As we know, it’s Fashion Week. Day after day, designers are showing collections in New York City. We might now wonder, is there such a thing as a High WASP* designer? I reviewed scads of photos of expensive clothing looking for an answer. Research purposes only, you understand. An enormous amount of work, but I forced myself. Didn’t find a designer, per se. Did, however, find designs. And identified those worthy of the High WASP stamp of approval.
These aren’t necessarily the clothes I admired most. I have enormous appreciation for avant garde fashion. Give me Yohji Yamamato, or a shirt printed with a striking Rorschach blot, and I will voice my admiration. Prattle on about deconstruction. But I can’t wear it.
The clothes I might wear, had I but world enough and time (gratuitous 17th-century-literary-reference-familiar-from-college-English of the day), meet key criteria. Could I walk out the door feeling appropriate? Do I feel the clothes are worth the money? “Worth” has to be established both by the internal click of desire and a time and place to wear said items. Ball gowns don’t count at this time of my life. I might be done with ball gowns.
First, let me make one thing clear. Designer shorts never qualify for High WASP approval. We won’t spend $200 on a pair of shorts. That’s unequivocal. Shorts are supposed to come from Banana Republic or thereabouts. No matter how often the industry says so, we will never believe shorts are OK for fancy, and spending more than $200 for not fancy is just plain silly.
High WASPs look for several things.
- A recognizable, symmetrical silhouette.
- Just enough interest, and no more.
- Careful use of color.
- An appreciation of fabric’s virtues and character.
Below are two looks from this particular canon of good taste. Black and white, classic shirt, just enough interest in the wide pants, comfort in the silk. Khaki, shift, just enough interest in the slashed fabric. It might seem like an oxymoron to use the words slash and High WASP in the same sentence. It’s OK. Trust me. We don’t want to be boring or dowdy. Just appropriate. Nothing wrong with a slash here or there.
However, the High WASP would wear a bra in the second outfit. We are great believers in underwear.
Although we are most comfortable in a monochromatic world, we like prints on occasion. Best when one and only one is seen on a simple dress. We can’t do the whole 25 different prints up down and all around thing. It’s a failing on our part, I know. Probably one of the reasons the species is dying out.
Assuming the second dress was willing to tolerate a closer relationship with our knees. We might even wear ankle bracelets. Especially if we brought them home from the India voyage of our youth.

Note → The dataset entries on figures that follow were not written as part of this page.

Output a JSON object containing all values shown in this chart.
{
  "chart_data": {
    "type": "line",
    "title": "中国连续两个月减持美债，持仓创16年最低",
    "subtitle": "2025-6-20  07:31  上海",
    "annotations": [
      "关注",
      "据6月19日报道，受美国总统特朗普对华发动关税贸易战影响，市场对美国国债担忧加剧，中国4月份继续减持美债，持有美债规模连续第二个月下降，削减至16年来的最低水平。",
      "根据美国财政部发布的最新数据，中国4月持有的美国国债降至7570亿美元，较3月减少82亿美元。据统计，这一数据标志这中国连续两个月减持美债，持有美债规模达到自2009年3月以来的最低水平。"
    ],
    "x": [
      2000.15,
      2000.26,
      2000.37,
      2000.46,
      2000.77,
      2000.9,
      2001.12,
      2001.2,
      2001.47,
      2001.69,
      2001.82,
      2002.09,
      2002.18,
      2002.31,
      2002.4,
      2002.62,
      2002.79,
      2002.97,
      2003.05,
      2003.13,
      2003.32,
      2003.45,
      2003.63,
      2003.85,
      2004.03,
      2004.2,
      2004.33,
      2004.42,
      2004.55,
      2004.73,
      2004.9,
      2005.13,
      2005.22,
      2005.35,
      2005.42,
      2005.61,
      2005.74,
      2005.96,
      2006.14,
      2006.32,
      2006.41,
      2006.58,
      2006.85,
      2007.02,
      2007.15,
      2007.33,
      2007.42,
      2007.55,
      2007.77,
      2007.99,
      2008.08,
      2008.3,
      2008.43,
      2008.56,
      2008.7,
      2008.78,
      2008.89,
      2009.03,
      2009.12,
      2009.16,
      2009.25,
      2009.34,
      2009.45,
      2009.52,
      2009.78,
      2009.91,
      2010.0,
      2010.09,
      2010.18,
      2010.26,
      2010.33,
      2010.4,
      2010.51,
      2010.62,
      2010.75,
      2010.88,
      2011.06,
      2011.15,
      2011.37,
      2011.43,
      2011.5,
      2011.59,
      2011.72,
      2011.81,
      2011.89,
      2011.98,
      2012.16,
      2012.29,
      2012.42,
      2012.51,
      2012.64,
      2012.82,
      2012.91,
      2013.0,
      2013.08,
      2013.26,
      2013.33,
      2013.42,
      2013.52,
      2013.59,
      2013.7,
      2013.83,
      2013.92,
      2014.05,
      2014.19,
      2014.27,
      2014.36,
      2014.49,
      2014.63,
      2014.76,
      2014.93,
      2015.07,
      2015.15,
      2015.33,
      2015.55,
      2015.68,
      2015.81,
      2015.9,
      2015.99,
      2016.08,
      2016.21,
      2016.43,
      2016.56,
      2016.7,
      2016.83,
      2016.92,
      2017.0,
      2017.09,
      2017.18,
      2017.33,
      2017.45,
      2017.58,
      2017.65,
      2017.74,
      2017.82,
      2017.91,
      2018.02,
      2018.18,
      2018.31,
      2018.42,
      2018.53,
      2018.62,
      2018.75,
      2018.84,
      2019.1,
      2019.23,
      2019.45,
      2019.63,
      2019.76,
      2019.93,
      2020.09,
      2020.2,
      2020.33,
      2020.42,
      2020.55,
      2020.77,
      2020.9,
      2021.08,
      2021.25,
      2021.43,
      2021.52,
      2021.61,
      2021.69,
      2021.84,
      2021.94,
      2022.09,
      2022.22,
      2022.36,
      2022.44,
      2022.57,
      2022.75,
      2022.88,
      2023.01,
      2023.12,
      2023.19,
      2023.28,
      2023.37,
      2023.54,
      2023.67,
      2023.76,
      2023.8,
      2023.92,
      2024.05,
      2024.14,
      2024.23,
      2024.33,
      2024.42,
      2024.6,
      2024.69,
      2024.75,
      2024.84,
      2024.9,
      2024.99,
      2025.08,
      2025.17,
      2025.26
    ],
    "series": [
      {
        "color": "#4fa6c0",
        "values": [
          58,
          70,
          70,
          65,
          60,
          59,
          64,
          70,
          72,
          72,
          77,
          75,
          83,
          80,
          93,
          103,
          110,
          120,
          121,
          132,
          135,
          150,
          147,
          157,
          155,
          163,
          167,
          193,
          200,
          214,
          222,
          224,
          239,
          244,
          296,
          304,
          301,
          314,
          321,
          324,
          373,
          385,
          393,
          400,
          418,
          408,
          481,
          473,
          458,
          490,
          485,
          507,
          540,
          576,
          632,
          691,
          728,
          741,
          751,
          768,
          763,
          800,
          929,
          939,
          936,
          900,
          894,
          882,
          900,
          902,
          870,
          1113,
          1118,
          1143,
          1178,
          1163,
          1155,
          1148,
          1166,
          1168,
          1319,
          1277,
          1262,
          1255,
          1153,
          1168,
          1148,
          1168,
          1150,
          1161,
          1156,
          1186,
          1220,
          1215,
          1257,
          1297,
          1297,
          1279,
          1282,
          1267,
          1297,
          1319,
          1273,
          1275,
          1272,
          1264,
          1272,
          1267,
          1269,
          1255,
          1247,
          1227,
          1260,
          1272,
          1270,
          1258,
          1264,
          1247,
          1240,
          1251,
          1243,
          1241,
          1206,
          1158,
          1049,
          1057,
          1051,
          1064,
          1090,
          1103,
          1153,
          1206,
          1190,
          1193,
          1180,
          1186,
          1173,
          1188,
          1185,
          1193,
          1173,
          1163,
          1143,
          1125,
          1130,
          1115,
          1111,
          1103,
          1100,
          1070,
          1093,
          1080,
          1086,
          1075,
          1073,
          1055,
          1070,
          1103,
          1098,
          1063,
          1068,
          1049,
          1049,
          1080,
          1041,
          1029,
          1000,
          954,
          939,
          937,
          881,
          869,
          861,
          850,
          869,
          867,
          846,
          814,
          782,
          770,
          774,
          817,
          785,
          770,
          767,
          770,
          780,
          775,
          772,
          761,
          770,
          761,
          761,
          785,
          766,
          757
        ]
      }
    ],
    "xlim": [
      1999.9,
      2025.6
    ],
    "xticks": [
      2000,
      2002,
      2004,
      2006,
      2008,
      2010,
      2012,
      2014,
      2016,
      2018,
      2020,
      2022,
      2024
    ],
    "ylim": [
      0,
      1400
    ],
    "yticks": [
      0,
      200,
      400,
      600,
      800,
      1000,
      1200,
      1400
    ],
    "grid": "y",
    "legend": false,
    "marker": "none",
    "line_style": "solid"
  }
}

Another mode of appropriate is the quirky take on a classic. Has to be worn with actual classics, to make it clear we understand the ironic reference. Aren’t making an embarrassing mistake. For example, a bandage skirt worn with what we used to call a camp shirt. A denim block graphic Chanelesque jacket, worn with boyfriend Levis. Or white linen. (Not the pants below. Did I even need to say that?) So as not to violate the “too much interest” rule. After all, we, as humans, need to leave room for our selves to provide interest.
Good taste is not all, I confess. We take, as does the entire country, a guilty pleasure in reality TV. We will, therefore, shudder with secret glee when buying Christian Siriano. Especially as he does us the favor of designing in what appears to be lightweight, shimmering, khaki silk.
Finally, for the right occasion, we will don something bright, unusual, something we call art. A wild, uniquely colored dress? With tufts? We will go there. My sister, now contributing honorably to the social welfare field, wore a pale pink Zandra Rhodes (or maybe it was Betsy Johnson?), lace, slashed, dropped waist, mini, to my mother’s wedding. Granted, it was 1983. Trust me, appropriate. And if it wasn’t, we were with family. On a happy occasion. Even for us appropriate is not always paramount.
Joyeux Fashion Week – and clothes that make us hop with happiness – to all.
*I openly admit to believing that High WASP means good taste. It’s genetics on my part, so I can’t help myself. At the same time I commit to your right to a completely different opinion.
**TPP posted the same dress, in the ballgown version. Great minds think alike:).